初回手術での手術死亡は2例(0.78%,1例は脳虚血,他の1例は心筋梗塞に起因)であつた.術後一過性脳虚血発作を合併したのは4例(1.56%)であつたが,パッチ形成術を加えていたもの33.3%,非パッチ形成術0.8%であり,前者の場合,術後の合併症発生率が有意に(p<0.05)高いことが示唆された.なお,術中内シャント内に血栓の発生をみた症例が167例中2例(1.2%)認められた. 
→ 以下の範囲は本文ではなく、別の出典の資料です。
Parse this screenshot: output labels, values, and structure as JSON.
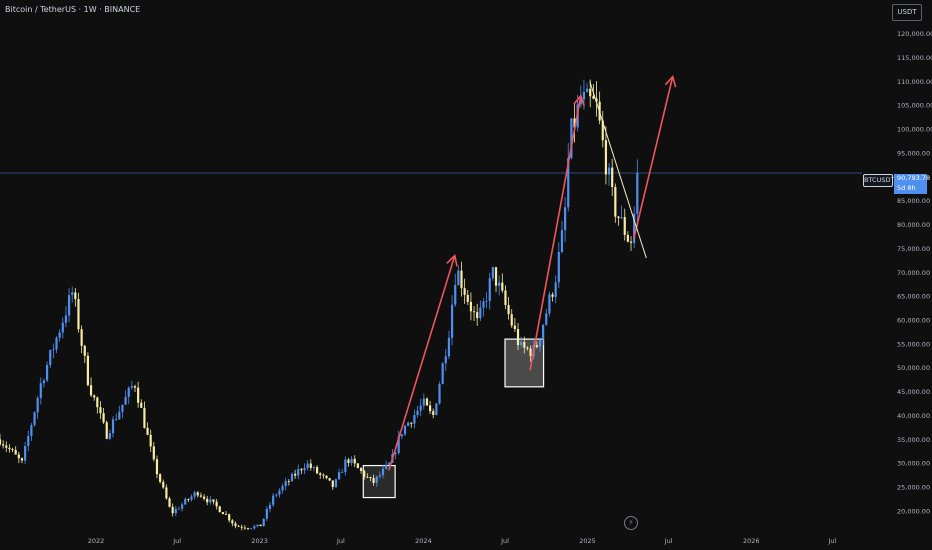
{
  "header": {
    "title": "Bitcoin / TetherUS · 1W · BINANCE"
  },
  "currency": "USDT",
  "price_badge": {
    "symbol": "BTCUSDT",
    "price": "90,793.78",
    "countdown": "5d 8h"
  },
  "icons": {
    "lightning": "lightning-icon"
  },
  "colors": {
    "background": "#0f0f0f",
    "bull": "#4e8ff0",
    "bear": "#f7eca0",
    "arrow": "#f0565c",
    "box_edge": "#ffffff",
    "trendline": "#f5f0c8",
    "price_line": "#2f4a7a"
  },
  "chart_data": {
    "type": "candlestick",
    "title": "Bitcoin / TetherUS · 1W · BINANCE",
    "y_axis_labels": [
      "120,000.00",
      "115,000.00",
      "110,000.00",
      "105,000.00",
      "100,000.00",
      "95,000.00",
      "85,000.00",
      "80,000.00",
      "75,000.00",
      "70,000.00",
      "65,000.00",
      "60,000.00",
      "55,000.00",
      "50,000.00",
      "45,000.00",
      "40,000.00",
      "35,000.00",
      "30,000.00",
      "25,000.00",
      "20,000.00"
    ],
    "x_axis_labels": [
      "2022",
      "Jul",
      "2023",
      "Jul",
      "2024",
      "Jul",
      "2025",
      "Jul",
      "2026",
      "Jul"
    ],
    "ylim": [
      16000,
      126000
    ],
    "x_ticks": [
      {
        "label": "2022",
        "date": "2022-01-01"
      },
      {
        "label": "Jul",
        "date": "2022-07-01"
      },
      {
        "label": "2023",
        "date": "2023-01-01"
      },
      {
        "label": "Jul",
        "date": "2023-07-01"
      },
      {
        "label": "2024",
        "date": "2024-01-01"
      },
      {
        "label": "Jul",
        "date": "2024-07-01"
      },
      {
        "label": "2025",
        "date": "2025-01-01"
      },
      {
        "label": "Jul",
        "date": "2025-07-01"
      },
      {
        "label": "2026",
        "date": "2026-01-01"
      },
      {
        "label": "Jul",
        "date": "2026-07-01"
      }
    ],
    "current_price": 90793.78,
    "series_close": [
      {
        "date": "2021-06-01",
        "close": 35000
      },
      {
        "date": "2021-07-20",
        "close": 30000
      },
      {
        "date": "2021-09-01",
        "close": 47000
      },
      {
        "date": "2021-11-10",
        "close": 66000
      },
      {
        "date": "2021-12-15",
        "close": 47000
      },
      {
        "date": "2022-01-24",
        "close": 36000
      },
      {
        "date": "2022-03-28",
        "close": 47000
      },
      {
        "date": "2022-05-10",
        "close": 30000
      },
      {
        "date": "2022-06-18",
        "close": 19500
      },
      {
        "date": "2022-08-15",
        "close": 24000
      },
      {
        "date": "2022-10-15",
        "close": 19500
      },
      {
        "date": "2022-11-09",
        "close": 16800
      },
      {
        "date": "2023-01-01",
        "close": 16600
      },
      {
        "date": "2023-02-01",
        "close": 23000
      },
      {
        "date": "2023-04-14",
        "close": 30000
      },
      {
        "date": "2023-06-15",
        "close": 25000
      },
      {
        "date": "2023-07-15",
        "close": 31000
      },
      {
        "date": "2023-09-10",
        "close": 25800
      },
      {
        "date": "2023-10-20",
        "close": 30000
      },
      {
        "date": "2023-11-15",
        "close": 37000
      },
      {
        "date": "2024-01-01",
        "close": 42500
      },
      {
        "date": "2024-01-22",
        "close": 39500
      },
      {
        "date": "2024-02-26",
        "close": 57000
      },
      {
        "date": "2024-03-14",
        "close": 71000
      },
      {
        "date": "2024-05-01",
        "close": 59000
      },
      {
        "date": "2024-06-05",
        "close": 70000
      },
      {
        "date": "2024-08-05",
        "close": 54000
      },
      {
        "date": "2024-09-06",
        "close": 53500
      },
      {
        "date": "2024-10-20",
        "close": 68000
      },
      {
        "date": "2024-11-10",
        "close": 80000
      },
      {
        "date": "2024-11-22",
        "close": 98000
      },
      {
        "date": "2024-12-17",
        "close": 106000
      },
      {
        "date": "2025-01-20",
        "close": 105000
      },
      {
        "date": "2025-02-28",
        "close": 84000
      },
      {
        "date": "2025-04-07",
        "close": 76000
      },
      {
        "date": "2025-04-26",
        "close": 90793.78
      }
    ],
    "annotations": {
      "boxes": [
        {
          "from": "2023-08-20",
          "to": "2023-10-30",
          "low": 22800,
          "high": 29500,
          "fill": "#2a2a2a"
        },
        {
          "from": "2024-07-01",
          "to": "2024-09-25",
          "low": 46000,
          "high": 56000,
          "fill": "#4a4a4a"
        }
      ],
      "arrows": [
        {
          "from": {
            "date": "2023-10-16",
            "price": 28500
          },
          "to": {
            "date": "2024-03-11",
            "price": 73500
          }
        },
        {
          "from": {
            "date": "2024-08-26",
            "price": 49500
          },
          "to": {
            "date": "2024-12-17",
            "price": 107000
          }
        },
        {
          "from": {
            "date": "2025-04-14",
            "price": 77000
          },
          "to": {
            "date": "2025-07-10",
            "price": 111000
          }
        }
      ],
      "trendline": {
        "from": {
          "date": "2025-01-06",
          "price": 110000
        },
        "to": {
          "date": "2025-05-12",
          "price": 73000
        }
      }
    }
  }
}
術後再狭窄を来たしたのは11例(4.3%)であり,全例頚動脈分岐部の病変であつた.内8例に再手術を加えたが,6例は病理学的にintimal fibrosisに起因する早期再発(術後1.5年以内)のためパッチ形成術を,他の2例は病理学的にatherosclerosisの再発に起因する晩期閉塞(術後1.5年以上)のため,血栓内膜摘除術とパッチ形成術をそれぞれ施行した.なお,初回手術でパッチ形成術を加えていたもの1例(再発率16.7%),非パッチ形成術10例(再発率4.0%)であり,パッチ形成術を加えても必ずしも再発率が低下するとは言い難く,むしろ術後仮性動脈瘤発生の危険性もあり,その適応は慎重であるべきものと思われた.一方,従来指摘されているatherosclerosisの危険因子と術後再発との有意の関係は得られなかつた. 
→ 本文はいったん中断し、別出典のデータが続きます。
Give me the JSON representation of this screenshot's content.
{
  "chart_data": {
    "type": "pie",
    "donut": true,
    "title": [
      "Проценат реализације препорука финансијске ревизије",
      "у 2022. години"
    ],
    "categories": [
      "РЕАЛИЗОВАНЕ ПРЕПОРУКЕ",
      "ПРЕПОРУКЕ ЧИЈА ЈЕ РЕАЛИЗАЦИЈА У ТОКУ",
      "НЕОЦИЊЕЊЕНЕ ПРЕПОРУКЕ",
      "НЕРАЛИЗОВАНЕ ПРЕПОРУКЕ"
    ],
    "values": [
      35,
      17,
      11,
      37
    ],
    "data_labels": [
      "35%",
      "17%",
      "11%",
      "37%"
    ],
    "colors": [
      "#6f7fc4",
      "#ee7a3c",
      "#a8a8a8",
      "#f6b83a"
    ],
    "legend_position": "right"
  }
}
以上の成績より,ODECAの治療においては,従来指摘されている術中内シャント利用の有無およびパッチ形成術の適否等の問題点もさることながら,術後いかなる症例に再発が起こり得るかを究明し,それをいかに防止するかが今後の課題と思われた.現時点では,術後Digital Subtraction Angiography(DSA)の利用が再発の早期発見への一助となるものと期待される.